13. That leads me to Ms Johnstone’s additional ground, that the First-tier Tribunal failed to consider each of the mandatory considerations set out in s117B. She relies on the Upper Tribunal decision in Dube [2015] UKUT 90 (IAC). It is true that the determination does not in terms refer to Mr Power’s ability to speak English (as a Tier 4 (General) Student Migrant he has recently completed his MSc) but this is not the focus of the Secretary of State’s complaint. That is that there was no regard had to the fact that the family are, at least in part, reliant on his partner’s benefits. They cannot therefore be said to be “self-sufficient”. In fact that is not the test.
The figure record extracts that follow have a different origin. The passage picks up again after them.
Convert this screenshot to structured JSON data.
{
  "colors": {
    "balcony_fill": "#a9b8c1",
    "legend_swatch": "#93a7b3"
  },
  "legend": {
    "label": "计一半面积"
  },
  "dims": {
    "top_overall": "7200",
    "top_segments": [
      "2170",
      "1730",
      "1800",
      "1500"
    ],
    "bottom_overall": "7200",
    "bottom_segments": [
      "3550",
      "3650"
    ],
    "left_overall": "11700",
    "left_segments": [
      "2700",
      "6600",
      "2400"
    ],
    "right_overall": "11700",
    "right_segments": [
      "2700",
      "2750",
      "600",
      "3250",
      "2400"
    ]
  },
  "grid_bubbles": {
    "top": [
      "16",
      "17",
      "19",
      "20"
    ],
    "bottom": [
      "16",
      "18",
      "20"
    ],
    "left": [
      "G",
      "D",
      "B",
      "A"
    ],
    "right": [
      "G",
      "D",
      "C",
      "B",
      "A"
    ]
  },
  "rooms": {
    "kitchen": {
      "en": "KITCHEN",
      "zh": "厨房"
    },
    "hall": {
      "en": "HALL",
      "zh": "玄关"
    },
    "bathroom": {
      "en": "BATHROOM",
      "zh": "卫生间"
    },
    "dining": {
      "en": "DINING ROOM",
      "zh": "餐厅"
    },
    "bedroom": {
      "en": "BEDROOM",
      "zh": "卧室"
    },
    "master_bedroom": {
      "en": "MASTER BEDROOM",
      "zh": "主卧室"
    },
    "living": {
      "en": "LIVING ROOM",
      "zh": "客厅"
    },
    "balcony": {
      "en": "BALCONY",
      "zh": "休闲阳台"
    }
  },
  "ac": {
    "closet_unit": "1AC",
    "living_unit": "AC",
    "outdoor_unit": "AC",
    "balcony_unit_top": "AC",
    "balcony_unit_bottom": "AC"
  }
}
The Act mandates that the public interest requires the migrant to be self-sufficient. Mr Power has paid foreign student fees for his BSc at Liverpool John Moore’s University and his recent MSc. He has been financially self-sufficient for the entire time that he has lived in the UK, and should the restrictions on the amount of hours he is entitled to work be lifted, no doubt that service to the public interest would extend to supporting his partner and children, thus removing them from their current dependence on the tax-payer. The determination does expressly address the public interest in maintaining immigration control [at 23] and in doing so notes that this was an appellant who has never breached immigration law. As for sub-section (5) the focus of the determination is the relationship with the children, not with the partner. It cannot therefore be said that this determination has failed to address the factors set out in s117B (1)-(5). The fact is that this determination contains unchallenged findings that it would not be reasonable to expect these British children to leave the United Kingdom. In those circumstances s117B(6) expressly states that there is no public interest in removing their father. If there is no public interest in removing him, the Secretary of State cannot show the decision to be proportionate. The decision of the First-tier Tribunal was therefore rational, lawful and open to it on the evidence before it.
Decisions
14. The determination of the First-tier Tribunal does not contain an error of law and it is upheld.